スポーツ文化考

脚を使うスポーツと頭を使うスポーツ
2001.6.30

 「ある種の魚の胸ビレが前足に、腹ビレが後足になったという。水中から陸上へ、そして樹上での生活のうちに手と足の分化がおこり、さらに森林から草原にでたときに直立二足歩行のすべを知ったという。二本の足で動きまわり、二本の手で火をおこし、道具をつくりこれを使う。胴体の上には内外の監視と指令をつかさどる頭をのせている。それは豊かな知性をもって高度の文化を生み出し、自然に挑戦しようとさえする。そのくせ、幼な子のように遊ぶことが大好きなホモ・ルーデンス(遊戯人)、それが私たち人間の履歴書である」
 私はあるところに、人間の特徴をこんなふうに押し縮めた形で書きました。そして何か大切なことを書き落としているなと思ったとき、ふと表題のことが頭の隅から浮かび上がってきたのです。
 水面があります。さざ波の上に優雅な曲が流れます。これにピタッと同調して人魚の尾ビレが華麗な演舞をみせます。縦横に泳ぎ、沈み、跳び上がり、倒立し、回転します。すべてをとかし込む水、すべての生命のおおもとである水、この水を仲間にひき入れて、これを道具立てとして全身で美を表現するスポ−ツがあります。それは艶やかなすらりと伸びた脚線美とこまやかな感性と表現力をもった女性にまったく似つかわしいもので、女性の独占物といってもいいものです。
 一九二九年頃、ウオーター・バレエとして世に生まれ、リズミック・スイミングという別名をもつシンクロナイズド・スイミングはロス五輪(一九八四年)に新種目として登場しました。
 このスポーツ、なぜか、人類の誕生のふるさとに身をおいて躍動するようなところに私は親しみをもつのです。
 世界でもっとも多くの愛好者をもつ男性スポーツはフットボール(サッカー)です。このスポーツ、なぜか、人類の進化に背をむけて手を使いません。そして足とともに使いにくいはずの頭を使います。こんなところに私はまたしても親しみをもつのです。そこには角突き立てて闘う動物の雄々しさが感じられます。ヨーロッパの数多くの一流ゲームをしらべた文献によると、一人の選手が一試合に平均五回のヘディングをするそうです。中ぐらいの力で蹴ったボールのスピードは時速八〇キロメートル、これが頭にあたえる衝撃は五二キログラムになります。胴体のうえにしっかりと頭をすえつける強靭な首に力がなければこれに耐えることはできません。

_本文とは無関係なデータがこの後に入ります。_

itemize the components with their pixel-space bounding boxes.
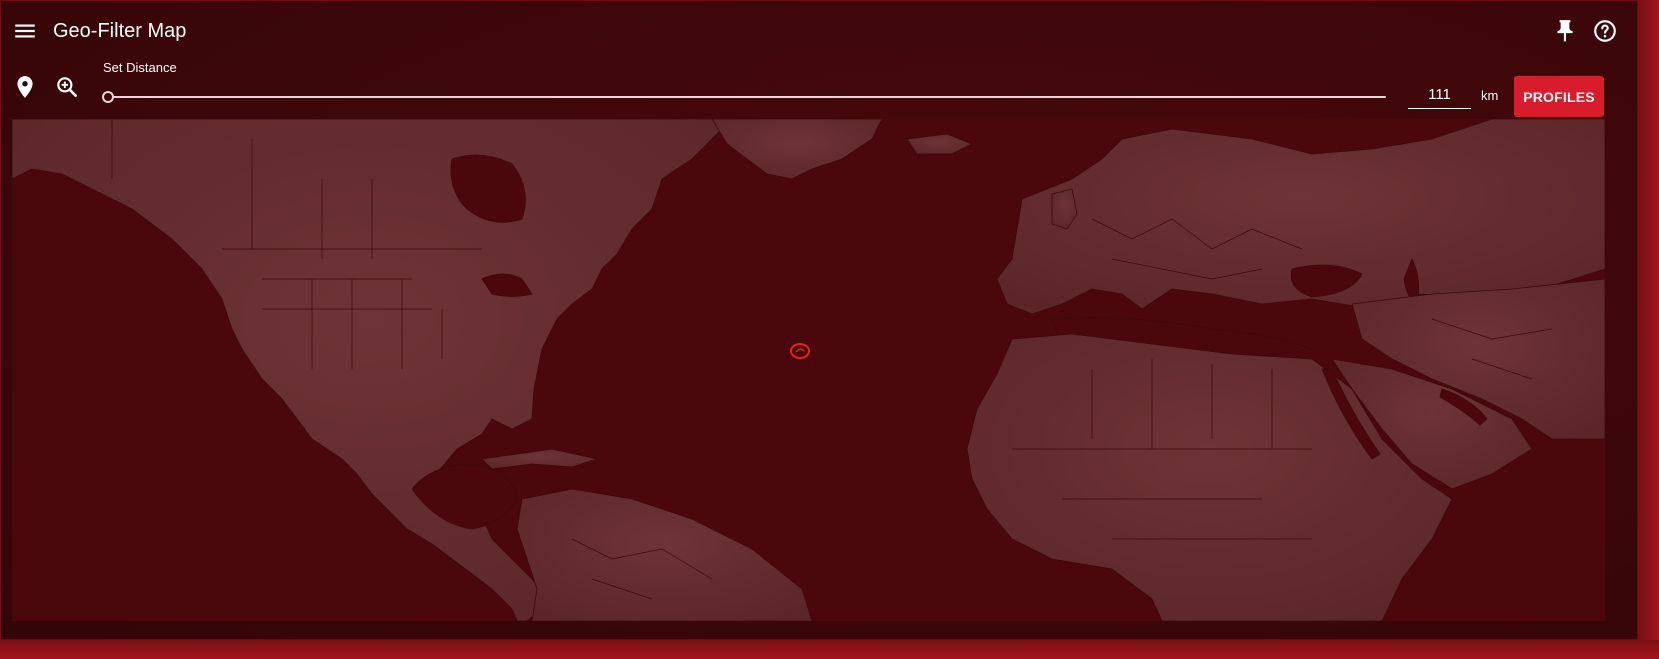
hamburger-menu-icon[interactable] <box>12 18 38 44</box>
window-edge-bottom <box>0 640 1659 659</box>
distance-label: Set Distance <box>103 60 177 75</box>
profiles-button[interactable]: PROFILES <box>1514 76 1604 117</box>
world-map[interactable] <box>12 119 1605 621</box>
map-canvas <box>12 119 1605 621</box>
land-masses <box>12 119 1605 621</box>
zoom-in-icon[interactable] <box>54 74 80 100</box>
help-circle-icon[interactable] <box>1592 18 1618 44</box>
app-header: Geo-Filter Map <box>0 0 1638 62</box>
distance-input[interactable] <box>1408 80 1471 109</box>
distance-slider[interactable] <box>102 91 1386 103</box>
pin-icon[interactable] <box>1552 18 1578 44</box>
slider-thumb[interactable] <box>102 91 114 103</box>
app-window: Geo-Filter Map Set Distance 111 km PROFI… <box>0 0 1638 640</box>
distance-toolbar: Set Distance km PROFILES <box>0 60 1638 117</box>
page-title: Geo-Filter Map <box>53 20 187 42</box>
location-circle-marker[interactable] <box>790 343 810 359</box>
window-edge-right <box>1638 0 1659 659</box>
map-marker-icon[interactable] <box>12 74 38 100</box>
distance-unit: km <box>1481 88 1499 103</box>
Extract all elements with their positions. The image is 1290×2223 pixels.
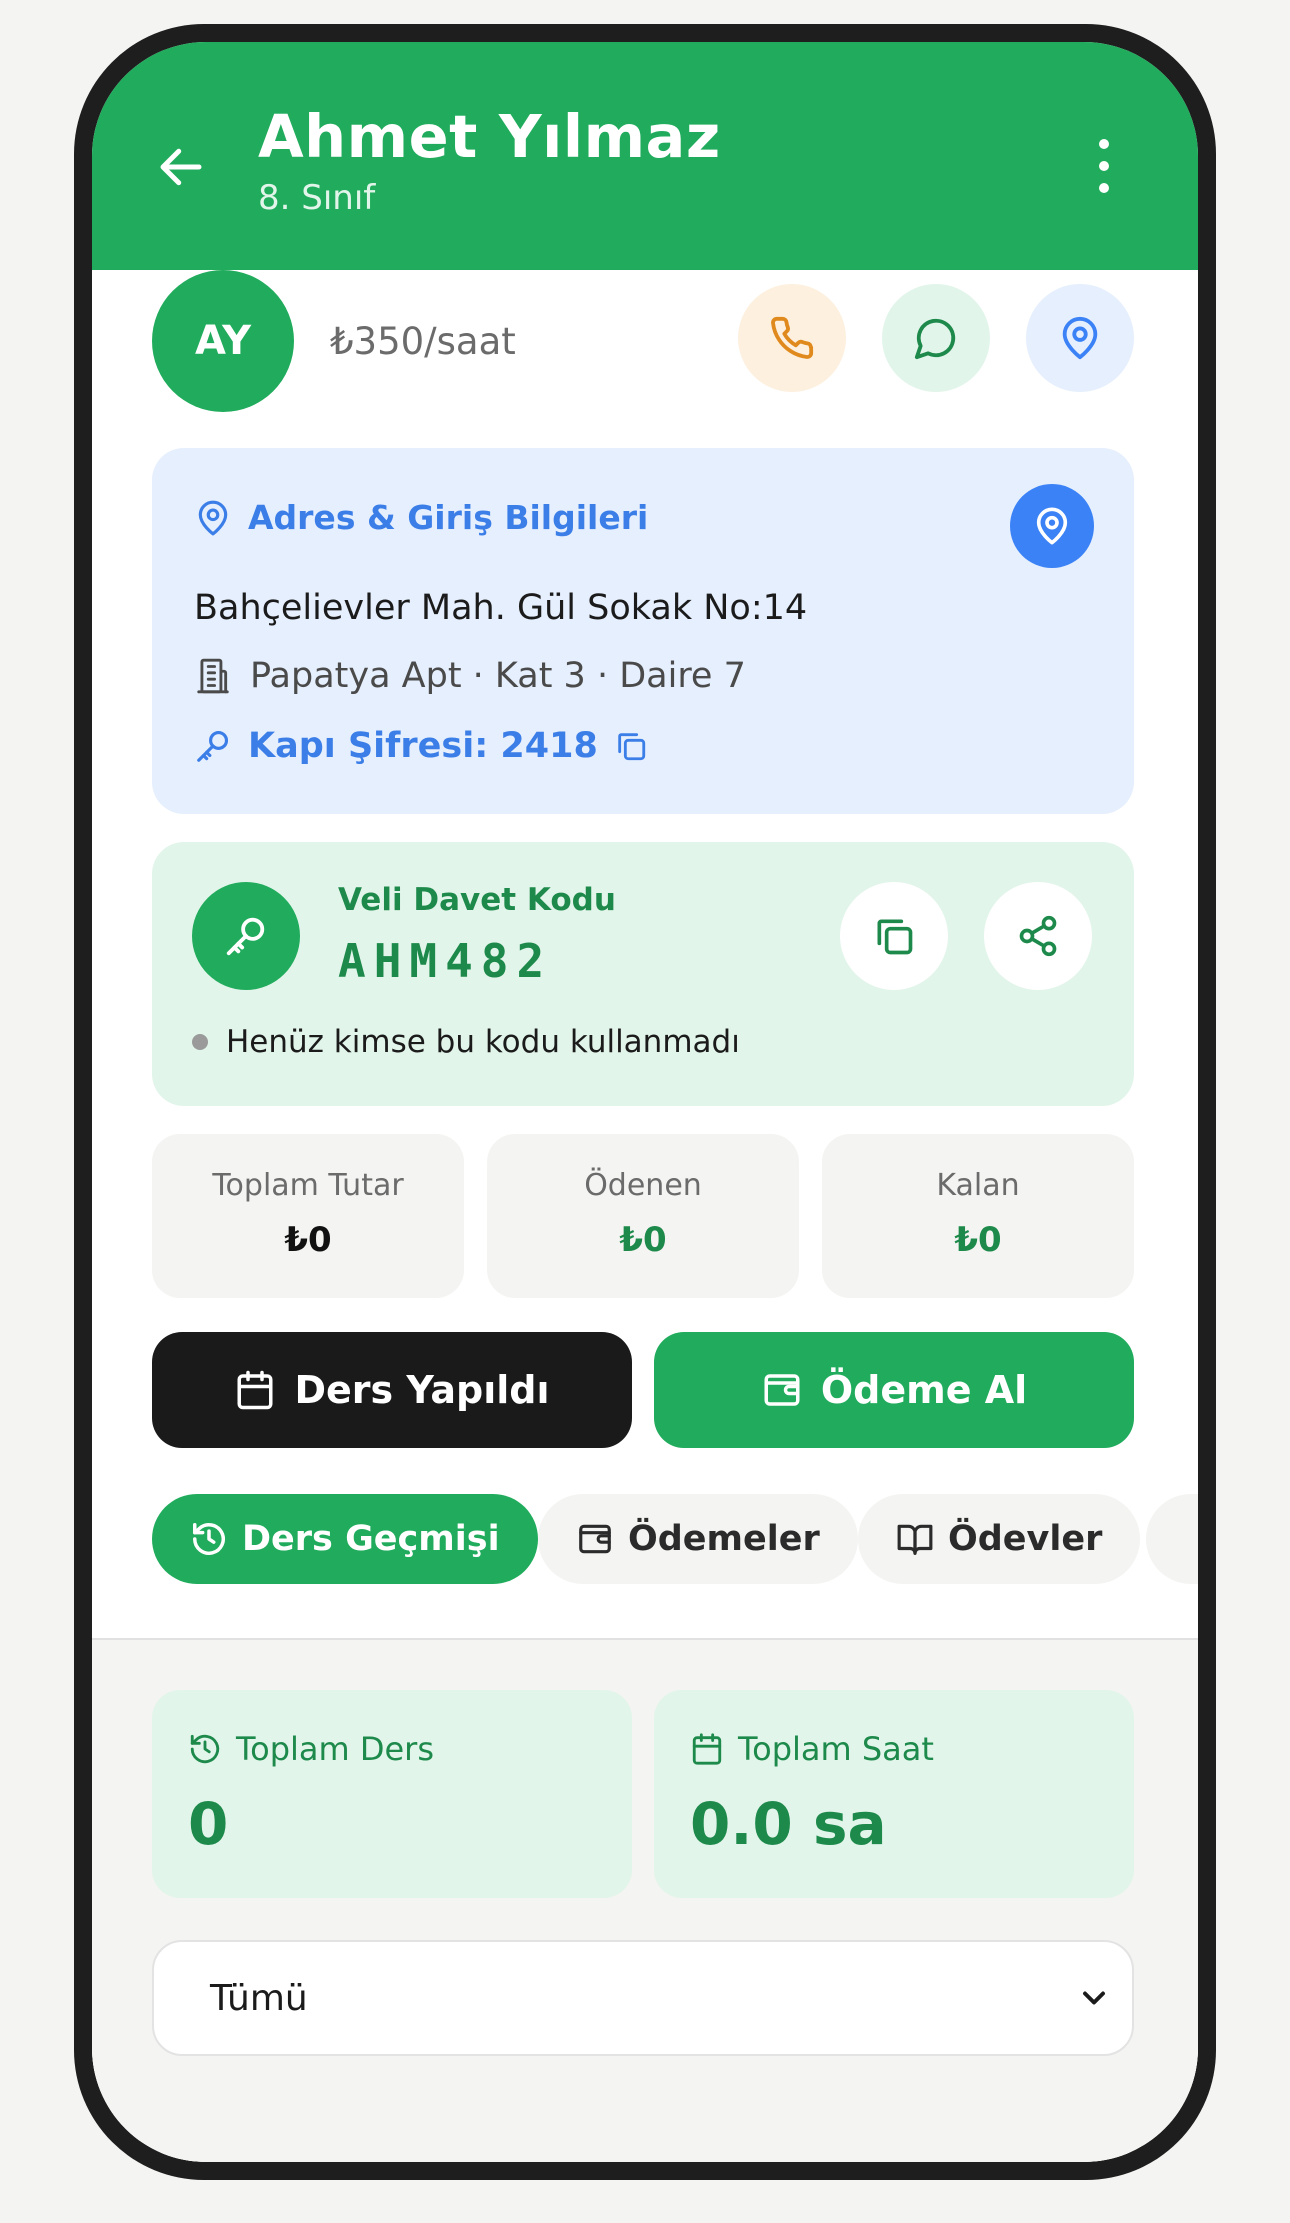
invite-code: AHM482 — [338, 934, 553, 988]
tab-label: Ödemeler — [628, 1519, 820, 1559]
summary-total-hours: Toplam Saat 0.0 sa — [654, 1690, 1134, 1898]
call-button[interactable] — [738, 284, 846, 392]
stat-value: ₺0 — [284, 1220, 332, 1260]
key-icon — [197, 730, 229, 762]
invite-status-row: Henüz kimse bu kodu kullanmadı — [192, 1024, 740, 1060]
summary-label: Toplam Saat — [738, 1730, 934, 1768]
invite-status: Henüz kimse bu kodu kullanmadı — [226, 1024, 740, 1060]
share-icon — [1019, 915, 1057, 957]
stat-value: ₺0 — [954, 1220, 1002, 1260]
copy-icon[interactable] — [614, 729, 648, 763]
message-button[interactable] — [882, 284, 990, 392]
map-pin-icon — [1036, 507, 1068, 545]
address-card: Adres & Giriş Bilgileri Bahçelievler Mah… — [152, 448, 1134, 814]
phone-frame: Ahmet Yılmaz 8. Sınıf AY ₺350/saat Adres… — [74, 24, 1216, 2180]
app-screen: Ahmet Yılmaz 8. Sınıf AY ₺350/saat Adres… — [92, 42, 1198, 2162]
content: AY ₺350/saat Adres & Giriş Bilgileri Bah… — [92, 270, 1198, 2162]
tab-homework[interactable]: Ödevler — [858, 1494, 1141, 1584]
stat-remaining: Kalan ₺0 — [822, 1134, 1134, 1298]
status-dot — [192, 1034, 208, 1050]
student-grade: 8. Sınıf — [258, 178, 376, 218]
summary-label-row: Toplam Saat — [690, 1730, 934, 1768]
summary-label-row: Toplam Ders — [188, 1730, 434, 1768]
stat-label: Toplam Tutar — [212, 1168, 404, 1203]
building-icon — [197, 658, 229, 694]
lesson-done-label: Ders Yapıldı — [294, 1368, 550, 1412]
calendar-icon — [692, 1733, 722, 1765]
address-heading: Adres & Giriş Bilgileri — [248, 498, 649, 537]
apartment-row: Papatya Apt · Kat 3 · Daire 7 — [194, 656, 746, 696]
map-pin-icon — [198, 500, 228, 535]
calendar-icon — [237, 1370, 273, 1410]
hourly-rate: ₺350/saat — [330, 320, 516, 363]
stat-label: Ödenen — [584, 1168, 702, 1203]
address-line: Bahçelievler Mah. Gül Sokak No:14 — [194, 588, 808, 628]
tab-label: Ders Geçmişi — [242, 1519, 500, 1559]
summary-total-lessons: Toplam Ders 0 — [152, 1690, 632, 1898]
copy-invite-code-button[interactable] — [840, 882, 948, 990]
app-bar: Ahmet Yılmaz 8. Sınıf — [92, 42, 1198, 270]
lesson-done-button[interactable]: Ders Yapıldı — [152, 1332, 632, 1448]
back-arrow-icon[interactable] — [154, 140, 208, 194]
history-icon — [193, 1523, 225, 1555]
stat-label: Kalan — [936, 1168, 1020, 1203]
take-payment-button[interactable]: Ödeme Al — [654, 1332, 1134, 1448]
summary-label: Toplam Ders — [236, 1730, 434, 1768]
history-icon — [190, 1734, 220, 1764]
take-payment-label: Ödeme Al — [820, 1368, 1028, 1412]
invite-label: Veli Davet Kodu — [338, 882, 616, 918]
tab-lesson-history[interactable]: Ders Geçmişi — [152, 1494, 538, 1584]
phone-icon — [771, 316, 814, 359]
copy-icon — [877, 919, 913, 955]
summary-value: 0.0 sa — [690, 1790, 887, 1858]
share-invite-code-button[interactable] — [984, 882, 1092, 990]
chat-bubble-icon — [914, 318, 956, 360]
apartment-info: Papatya Apt · Kat 3 · Daire 7 — [250, 656, 746, 696]
lesson-history-panel: Toplam Ders 0 Toplam Saat 0.0 sa Tümü — [92, 1638, 1198, 2162]
student-name: Ahmet Yılmaz — [258, 102, 721, 171]
wallet-icon — [579, 1524, 611, 1554]
filter-select[interactable]: Tümü — [152, 1940, 1134, 2056]
tab-payments[interactable]: Ödemeler — [538, 1494, 858, 1584]
open-map-button[interactable] — [1010, 484, 1094, 568]
tab-overflow[interactable] — [1146, 1494, 1198, 1584]
invite-key-badge — [192, 882, 300, 990]
avatar: AY — [152, 270, 294, 412]
stat-paid: Ödenen ₺0 — [487, 1134, 799, 1298]
wallet-icon — [764, 1374, 800, 1406]
stat-value: ₺0 — [619, 1220, 667, 1260]
filter-selected: Tümü — [210, 1977, 308, 2019]
door-code-row[interactable]: Kapı Şifresi: 2418 — [194, 726, 648, 766]
tab-label: Ödevler — [948, 1519, 1103, 1559]
stat-total-amount: Toplam Tutar ₺0 — [152, 1134, 464, 1298]
parent-invite-card: Veli Davet Kodu AHM482 Henüz kimse bu ko… — [152, 842, 1134, 1106]
location-button[interactable] — [1026, 284, 1134, 392]
chevron-down-icon — [1083, 1991, 1105, 2005]
book-open-icon — [897, 1524, 933, 1555]
summary-value: 0 — [188, 1790, 229, 1858]
key-icon — [226, 917, 265, 956]
address-heading-row: Adres & Giriş Bilgileri — [194, 498, 648, 537]
more-vertical-icon[interactable] — [1092, 134, 1116, 198]
map-pin-icon — [1062, 317, 1098, 360]
door-code: Kapı Şifresi: 2418 — [248, 726, 598, 766]
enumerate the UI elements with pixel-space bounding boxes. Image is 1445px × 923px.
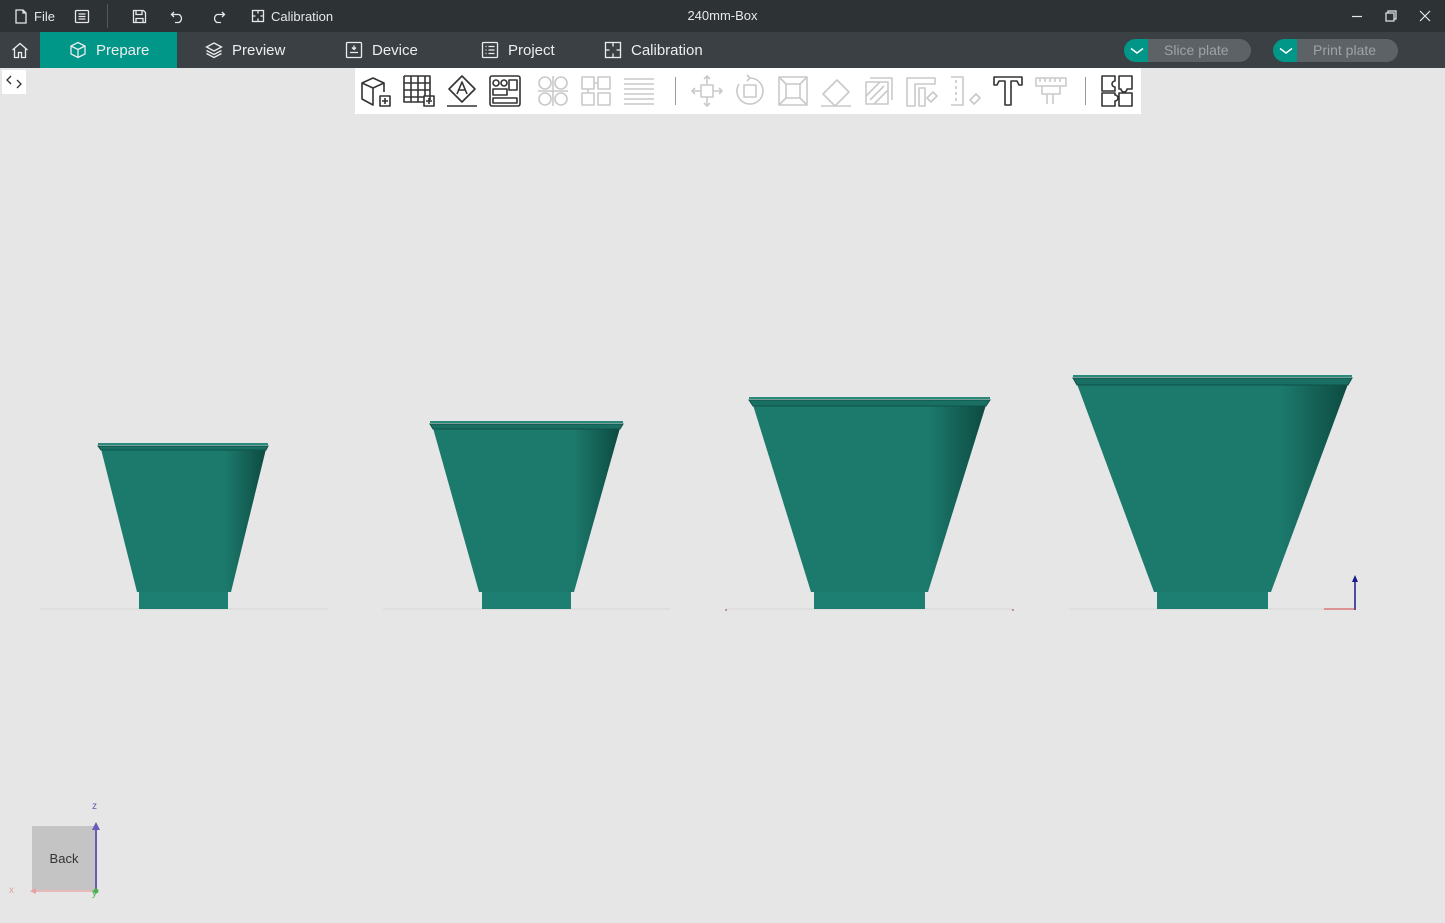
cut-button[interactable]	[862, 74, 896, 108]
move-icon	[691, 75, 723, 107]
calibration-icon	[251, 9, 265, 23]
split-objects-button[interactable]	[536, 74, 570, 108]
measure-icon	[1035, 77, 1067, 104]
lay-on-face-button[interactable]	[819, 74, 853, 108]
minimize-button[interactable]	[1340, 0, 1374, 32]
rotate-icon	[736, 74, 764, 105]
assembly-icon	[1101, 75, 1133, 107]
chevron-down-icon	[1279, 47, 1293, 54]
toolbar-divider	[675, 77, 676, 105]
split-parts-icon	[581, 76, 611, 106]
lay-on-face-icon	[821, 79, 851, 107]
undo-icon	[170, 11, 183, 23]
menu-button[interactable]	[74, 0, 90, 32]
print-plate-button[interactable]: Print plate	[1273, 39, 1399, 62]
redo-icon	[213, 11, 226, 23]
cut-icon	[865, 77, 893, 105]
variable-layer-button[interactable]	[622, 74, 656, 108]
restore-button[interactable]	[1374, 0, 1408, 32]
add-plate-icon	[403, 75, 435, 107]
calibration-menu[interactable]: Calibration	[251, 0, 333, 32]
add-object-button[interactable]	[359, 74, 393, 108]
arrange-icon	[489, 75, 521, 107]
auto-orient-icon	[447, 75, 477, 107]
tab-calibration[interactable]: Calibration	[604, 32, 703, 68]
layers-icon	[205, 42, 223, 59]
file-menu[interactable]: File	[14, 0, 55, 32]
support-paint-icon	[906, 77, 938, 107]
support-paint-button[interactable]	[905, 74, 939, 108]
add-plate-button[interactable]	[402, 74, 436, 108]
slice-dropdown-toggle[interactable]	[1124, 39, 1150, 62]
calibration-icon	[604, 41, 622, 59]
minimize-icon	[1352, 15, 1362, 18]
close-icon	[1419, 10, 1431, 22]
scene-canvas[interactable]	[0, 114, 1445, 923]
save-button[interactable]	[132, 0, 147, 32]
tab-project-label: Project	[508, 41, 555, 59]
3d-viewport[interactable]	[0, 114, 1445, 923]
redo-button[interactable]	[210, 0, 226, 32]
split-parts-button[interactable]	[579, 74, 613, 108]
tab-prepare-label: Prepare	[96, 41, 150, 59]
arrange-button[interactable]	[488, 74, 522, 108]
menu-icon	[74, 9, 90, 23]
print-dropdown-toggle[interactable]	[1273, 39, 1299, 62]
restore-icon	[1385, 10, 1397, 22]
add-object-icon	[361, 77, 391, 107]
tab-prepare[interactable]: Prepare	[40, 32, 177, 68]
axis-x-label: x	[9, 885, 14, 896]
home-icon	[12, 42, 28, 58]
print-plate-label: Print plate	[1297, 39, 1399, 62]
close-button[interactable]	[1408, 0, 1442, 32]
titlebar-divider	[107, 4, 108, 28]
text-tool-button[interactable]	[991, 74, 1025, 108]
funnel-model-2[interactable]	[429, 421, 624, 609]
rotate-button[interactable]	[733, 74, 767, 108]
calibration-menu-label: Calibration	[271, 8, 334, 24]
collapse-sidebar-icon	[6, 75, 22, 89]
move-button[interactable]	[690, 74, 724, 108]
measure-button[interactable]	[1034, 74, 1068, 108]
tab-preview-label: Preview	[232, 41, 286, 59]
title-bar: File Calibration 240mm-Box	[0, 0, 1445, 32]
slice-plate-label: Slice plate	[1148, 39, 1251, 62]
tab-project[interactable]: Project	[481, 32, 555, 68]
undo-button[interactable]	[170, 0, 186, 32]
split-objects-icon	[538, 76, 568, 106]
home-button[interactable]	[0, 32, 40, 68]
nav-bar: Prepare Preview Device Project Calibrati…	[0, 32, 1445, 68]
toolbar-divider	[1085, 77, 1086, 105]
view-cube[interactable]: Back z x y	[0, 800, 110, 900]
view-cube-axes	[30, 822, 100, 894]
seam-paint-icon	[951, 76, 981, 106]
funnel-model-1[interactable]	[97, 443, 269, 609]
seam-paint-button[interactable]	[948, 74, 982, 108]
sidebar-toggle-button[interactable]	[2, 70, 26, 94]
axis-z-label: z	[92, 801, 97, 812]
chevron-down-icon	[1130, 47, 1144, 54]
cube-icon	[70, 41, 86, 59]
file-icon	[15, 8, 27, 24]
text-icon	[993, 76, 1023, 106]
funnel-model-4[interactable]	[1072, 375, 1353, 609]
axis-y-label: y	[92, 888, 97, 899]
tab-device-label: Device	[372, 41, 418, 59]
slice-plate-button[interactable]: Slice plate	[1124, 39, 1251, 62]
canvas-toolbar	[355, 68, 1141, 114]
tab-preview[interactable]: Preview	[205, 32, 285, 68]
tab-calibration-label: Calibration	[631, 41, 703, 59]
funnel-model-3[interactable]	[748, 397, 991, 609]
variable-layer-icon	[624, 78, 654, 105]
scale-icon	[778, 76, 808, 106]
assembly-button[interactable]	[1100, 74, 1134, 108]
device-icon	[345, 41, 363, 59]
auto-orient-button[interactable]	[445, 74, 479, 108]
save-icon	[132, 9, 147, 23]
project-icon	[481, 41, 499, 59]
tab-device[interactable]: Device	[345, 32, 418, 68]
scale-button[interactable]	[776, 74, 810, 108]
file-menu-label: File	[34, 8, 55, 24]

 ヒトのからだの監視・指令役の頭でボールに突きかかるとは何と野蛮な、非文化的なと非難する人もいます。しかし、男はそんなことにチャレンジするのが好きなのです。
 人は自分のからだの中に潜んでいる能力を精一杯、最大限に発揮しようとします。しかし、女と男ではその表現方法に違いがあります。女は人類のふるさとの水と相和して、そこに自己を表現します。男は人類の進化に背をむけて困難に挑戦しながら闘います。
 人間の履歴書のところで、私が書き落としたのはそこのところだったのです。